This Ansible playbook helps you setup a multi-master Kubernetes cluster on Exoscale.
Put the api-key and api-secret for your account into the cloudstack.ini
file.
Alternatively you can also use the CLOUDSTACK_KEY
and CLOUDSTACK_SECRET
environment variables. If you do, make sure to remove key
and secret
from
the ini file.
You can get your key and secret here: https://portal.exoscale.ch/account/profile/api
To bootstrap your cluster, install the requirements via pip
and put kubectl
in your path. Then run the playbook.
Warning: Ansible doesn't play nice in a Virtualenv on systems with Selinux. To fix this, make sure you have python-selinux bindings installed and include system packages in your virtualenv.

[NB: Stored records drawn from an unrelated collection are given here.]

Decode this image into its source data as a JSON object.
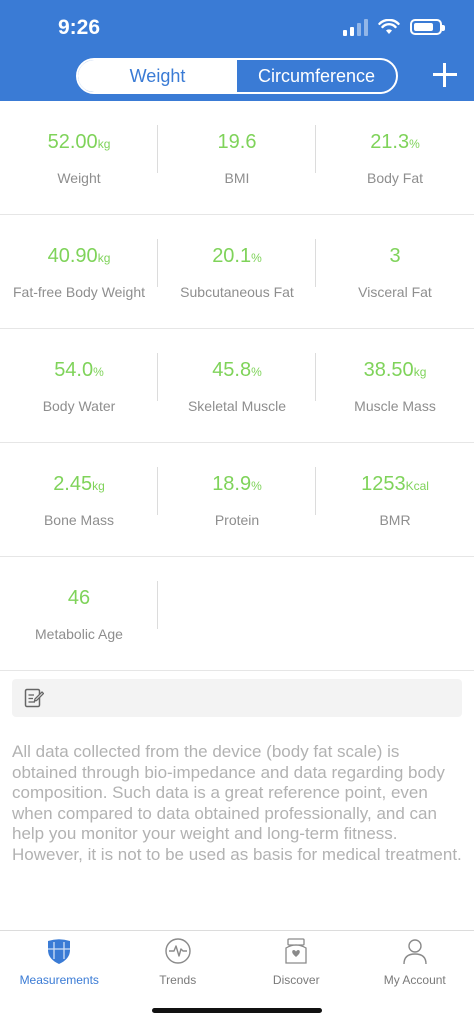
{
  "status_bar": {
    "time": "9:26"
  },
  "segments": [
    {
      "label": "Weight",
      "active": true
    },
    {
      "label": "Circumference",
      "active": false
    }
  ],
  "metrics": [
    {
      "value": "52.00",
      "unit": "kg",
      "label": "Weight"
    },
    {
      "value": "19.6",
      "unit": "",
      "label": "BMI"
    },
    {
      "value": "21.3",
      "unit": "%",
      "label": "Body Fat"
    },
    {
      "value": "40.90",
      "unit": "kg",
      "label": "Fat-free Body Weight"
    },
    {
      "value": "20.1",
      "unit": "%",
      "label": "Subcutaneous Fat"
    },
    {
      "value": "3",
      "unit": "",
      "label": "Visceral Fat"
    },
    {
      "value": "54.0",
      "unit": "%",
      "label": "Body Water"
    },
    {
      "value": "45.8",
      "unit": "%",
      "label": "Skeletal Muscle"
    },
    {
      "value": "38.50",
      "unit": "kg",
      "label": "Muscle Mass"
    },
    {
      "value": "2.45",
      "unit": "kg",
      "label": "Bone Mass"
    },
    {
      "value": "18.9",
      "unit": "%",
      "label": "Protein"
    },
    {
      "value": "1253",
      "unit": "Kcal",
      "label": "BMR"
    },
    {
      "value": "46",
      "unit": "",
      "label": "Metabolic Age"
    }
  ],
  "disclaimer": "All data collected from the device (body fat scale) is obtained through bio-impedance and data regarding body composition. Such data is a great reference point, even when compared to data obtained professionally, and can help you monitor your weight and long-term fitness. However, it is not to be used as basis for medical treatment.",
  "tabs": [
    {
      "label": "Measurements",
      "icon": "shield-icon",
      "active": true
    },
    {
      "label": "Trends",
      "icon": "heartbeat-icon",
      "active": false
    },
    {
      "label": "Discover",
      "icon": "discover-icon",
      "active": false
    },
    {
      "label": "My Account",
      "icon": "person-icon",
      "active": false
    }
  ],
  "colors": {
    "brand_blue": "#3a7bd5",
    "value_green": "#7fd35a",
    "label_gray": "#8e8e8e"
  }
}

# only required when selinux is enabled
sudo dnf install libselinux-python
virtualenv --system-site-packages .venv
source .venv/bin/activate
# install the requirements
pip install -r requirements.txt
# run the Ansible playbook
ansible-playbook cluster-bootstrap.yml
Tip: The cluster-bootstrap playbook is safe to re-run at any time to make sure your cluster is configured correctly.
Bootstrapping the cluster takes a few minutes. When the playbook finishes, you can see the cluster nodes come up using:
kubectl get nodes -w
If you want to add more workers simply run the worker-add playbook. Specify the desired number of worker nodes. The default cluster has 3 worker nodes. Below command adds 2 more for a total of 5.
ansible-playbook -e desired_num_worker_nodes=5 worker-add.yml
The cluster-upgrade playbook takes care of one by one updating Kubernetes on each of the nodes and restarting services as required. The upgrade does lead to a short unavailability of the apiserver due to the restart of the etcd members. Member restarts take a couple of retries before they succeed, this is caused by ports still being in use.
ansible-playbook cluster-upgrade.yml
The initial cluster consists of 3 master nodes and 3 worker nodes. Master nodes are pets, worker nodes are cattle. All nodes run CoreOS.
Master nodes run:
- infra-etcd2: Etcd2 cluster used for Flanneld overlay networking and Locksmithd
- flanneld: for the container overlay network
- locksmithd: to orchestrate automatic updates
- dockerd
- kubelet
- kubernetes-etcd2: Etcd2 cluster used for Kubernetes
- kube-apiserver
- kube-scheduler
- kube-controller-manager
- kube-proxy
Worker nodes run:
- flanneld: for the container overlay network
- locksmithd: to orchestrate automatic updates
- dockerd
- kubelet
- kube-proxy
- haproxy
- and your containers of course
Flanneld, Locksmithd, Docker, infra-etcd2 and the kubelet are started using Systemd. All other components most notably kubernetes-etcd2 and kube-* are started by the kubelet.
CoreOS is configured to do automatic updates. Locksmith is configured to make sure only one of the six cluster nodes reboots at the same time. It is also configured to ensure a maintenance window for master nodes between 4 and 5am and for worker nodes between 5 and 6am daily. Automatic updates only include the OS components that are part of CoreOS.
Cluster bootstrap includes the nginx-ingress-controller to make services available externally using ingress resources.
Haproxy on each worker node listens on 0.0.0.0:80
and 0.0.0.0:443
and
forwards TCP traffic to the ingress controller service.
Simply setup a wildcard DNS entry to point to the IPs of your worker nodes.
Kube-lego is supported by the nginx-ingress-controller but is not automatically installed.
Master and worker nodes each have their own security-groups and only open the required ports between nodes within the same group or between nodes of the other group respectively.
All nodes allow external SSH access. (Required for Ansible unless you use a bastion host.)
On top of the firewall rules enforced by the security groups, all components are configured to communicate via TLS using certificates.
The required certificate authorities and certificates are generated using cfssl automatically.
kubectl is configured to talk to the first master node via IP. If the first master node is unavailable, you need to update your kubectl config to talk to another master node or bring the master node back up. You can of course setup DNS A records for each one of your nodes and use a DNS name instead of the IP in your config.